In 2013, I traveled to New York City, and while there carved out time to meet the teacher-blogger from NYC who had conceived EduColor. It was in its infancy—it was literally five of us on email: myself, Liz Dwyer, Xian Franzinger Barrett, Sabrina Stevens, and the founder Jose Vilson. Fierce and fearless and unapologetic in our drive to bring justice and equity to educational spaces. In the subsequent months and years, we attended conferences and met educators seeking what EduColor offered. People like Rafranz Davis. They were welcomed into the tent. We met people online—frequently on Twitter—and we saw they shared our battles.
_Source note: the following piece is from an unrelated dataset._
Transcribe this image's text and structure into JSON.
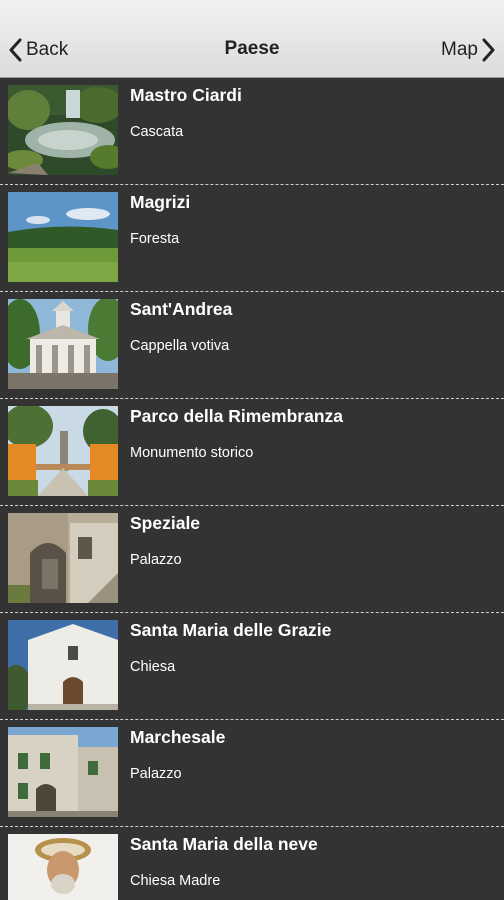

What we were experiencing as people of color in education was pervasive. We created a space for affinity and uplift and unending support. We boosted each other. We rallied behind each other’s triumphs. We dried each other’s tears. We used social media to organize and bring credibility to discussions about racial and cultural literacy in educational spaces.

It was good. And EduColor accomplishments are notable: speaking out on harsh and racially disparate discipline, tackling Jordan Davis or Ferguson and Mike Brown in classrooms, speaking out when NYC teachers wore “Thank You NYPD” t-shirts, and organizing against a Virginia school district that wanted to charge Black teens with felonies for a senior prank. There are many more examples of this coalition – this collective – coming together to spark discussion and take action on educational injustices. I’ve always been deeply proud and humbled to be a part of a grassroots activist space that intentionally set out to be a haven from the dysfunctional, marginalizing, hostile spaces so many of us worked within.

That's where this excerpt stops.